2023-10-08

Note for CS 285, Deep Reinforcement Learning

This is note for CS 285, DRL @ UCB.

Following http://rail.eecs.berkeley.edu/deeprlcourse-fa21/.

Lec 2. Supervised Learning of Behaviors

首先引入一些记号。输入的 Observation 记为 $\mathbf o$ （输入图像），输出的 Action 记为 $\mathbf a$ （预测标签），而策略网络（Policy）记为 $\pi_\theta(\mathbf a \mid \mathbf o)$ 。我们使用下标 $$t$$ 来表示离散化之后的时间步，即 $\mathbf o_t$ ， $\mathbf a_t$ 和 $\pi_\theta(\mathbf a_t \mid \mathbf o_t)$ 。
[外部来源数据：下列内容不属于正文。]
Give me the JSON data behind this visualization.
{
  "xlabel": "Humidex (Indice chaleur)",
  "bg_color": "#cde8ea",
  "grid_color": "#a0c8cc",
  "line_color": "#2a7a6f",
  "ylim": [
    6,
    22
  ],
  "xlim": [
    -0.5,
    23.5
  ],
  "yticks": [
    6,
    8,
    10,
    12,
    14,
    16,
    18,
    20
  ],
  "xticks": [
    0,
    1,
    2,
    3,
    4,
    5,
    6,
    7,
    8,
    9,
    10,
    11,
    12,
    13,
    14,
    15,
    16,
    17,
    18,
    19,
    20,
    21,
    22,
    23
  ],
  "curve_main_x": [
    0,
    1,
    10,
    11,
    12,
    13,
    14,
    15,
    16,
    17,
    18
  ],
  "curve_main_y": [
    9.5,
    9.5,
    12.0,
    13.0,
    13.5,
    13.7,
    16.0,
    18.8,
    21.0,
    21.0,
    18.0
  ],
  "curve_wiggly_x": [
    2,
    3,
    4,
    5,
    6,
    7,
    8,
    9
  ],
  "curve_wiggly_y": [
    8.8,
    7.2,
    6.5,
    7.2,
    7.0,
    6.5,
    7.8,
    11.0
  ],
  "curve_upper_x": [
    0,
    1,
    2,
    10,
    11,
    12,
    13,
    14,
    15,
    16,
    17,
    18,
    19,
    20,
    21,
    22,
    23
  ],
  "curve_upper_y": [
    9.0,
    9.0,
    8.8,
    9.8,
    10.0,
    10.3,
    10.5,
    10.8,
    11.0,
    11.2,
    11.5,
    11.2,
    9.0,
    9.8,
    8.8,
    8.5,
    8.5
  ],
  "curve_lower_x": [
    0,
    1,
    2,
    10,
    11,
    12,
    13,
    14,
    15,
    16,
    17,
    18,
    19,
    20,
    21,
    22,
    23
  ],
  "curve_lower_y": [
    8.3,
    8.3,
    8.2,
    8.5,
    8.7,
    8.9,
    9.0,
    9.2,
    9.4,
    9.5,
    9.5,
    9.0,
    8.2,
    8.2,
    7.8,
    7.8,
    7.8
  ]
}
有时我们使用 $\mathbf s_t$ 来表示当前时间步的状态（State）， $\mathbf s_t$ 和 $\mathbf o_t$ 的区别在于，(1) Observation 是观察到的现象，State 是由 Action 决定的反应系统状态的量；(2) 仅使用 Observation 可能没办法去推断 State，不同的 Observation 可能对应同一个 State；(3) 状态 State 往往是被认为满足马尔科夫性质的，而 Observation 却不是如此。也有的记号用 $\mathbf x_t$ 表示 State， $\mathbf u_t$ 表示 Action。
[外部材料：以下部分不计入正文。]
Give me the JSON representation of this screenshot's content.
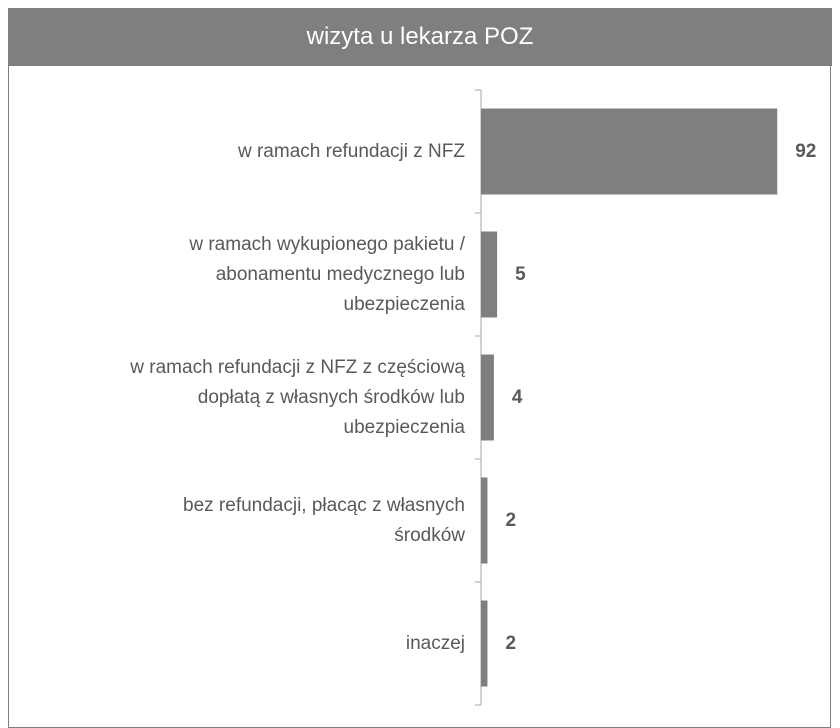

Imitation Learning 是一种学习 Policy 的方式。它也叫 behavioral cloning，即收集了大笔 $\mathbf o_t$ 和专家给出的 $\mathbf a_t$ 对作为训练数据，使用有监督学习的方式去进行学习。跟常见的有监督学习不同，这种方式通常来说是不工作的（除非训练数据照顾到足够多的 Corner Cases），这是因为 State 的误差会随着多次 Inference 的时间步累积，如下图所示：

【解决方案 1：DAgger】 想要解决上述的问题（Distributional drift Problem），解决思路 1 应该是尽可能减少因为误差累积导致的 State 偏差。一个可能的解决方案是从训练数据的角度出发，我们尽可能照顾到更多的情况，如下图所示：

也就是说，我们尝试去修改我们的训练数据 $p_\text{data} (\mathbf o_t)$ 。我们可以试着以 $p_{\pi_\theta} (\mathbf o_t)$ 作为训练状态，然后让人工标注在这个训练状态下需要什么样的 Action $\mathbf a_t$ ，然后使用当前的策略网络去进行推理，收集下一个需要标注的状态。这种方法叫做 DAgger（Dataset Aggregation）：

【解决方案 2：更好地拟合专家】 另一种解决方案是更好地去拟合专家给出的 Action 数据，减少单步产生的误差。这主要从以下两个方面着手：

Observation 不满足马尔科夫性质：将 Policy 的 Formulation 从 $\pi_\theta(\mathbf a_t \mid \mathbf o_t)$ 改为 $\pi_\theta(\mathbf a_t \mid \mathbf o_t, \mathbf o_{t-1}, \cdots, \mathbf o_1)$，这通过采用一些具有记忆功能的网络结构来实现。
- 这样做会一定程度上减轻 Causal Confusion 的问题（fixed-capacity policies that are trained to fixed training error on the same demonstrations with access to more information can actually yield worse performance）
从人类中学到的 Action 并不是唯一的：(1) 可以考虑输出 mixture of Gaussians 作为答案；(2) 可以考虑让策略网络输入 latent variable 作为输入，将 observation 作为 condition 对 random latent variable 进行 decode；(3) 自回归离散化 Autoregressive discretization，逐个输出维度进行离散化后，对 softmax 之后的结果采样，将采样得到的结果输入另一个网络中进行下一个输出维度的离散化和采样，如此迭代。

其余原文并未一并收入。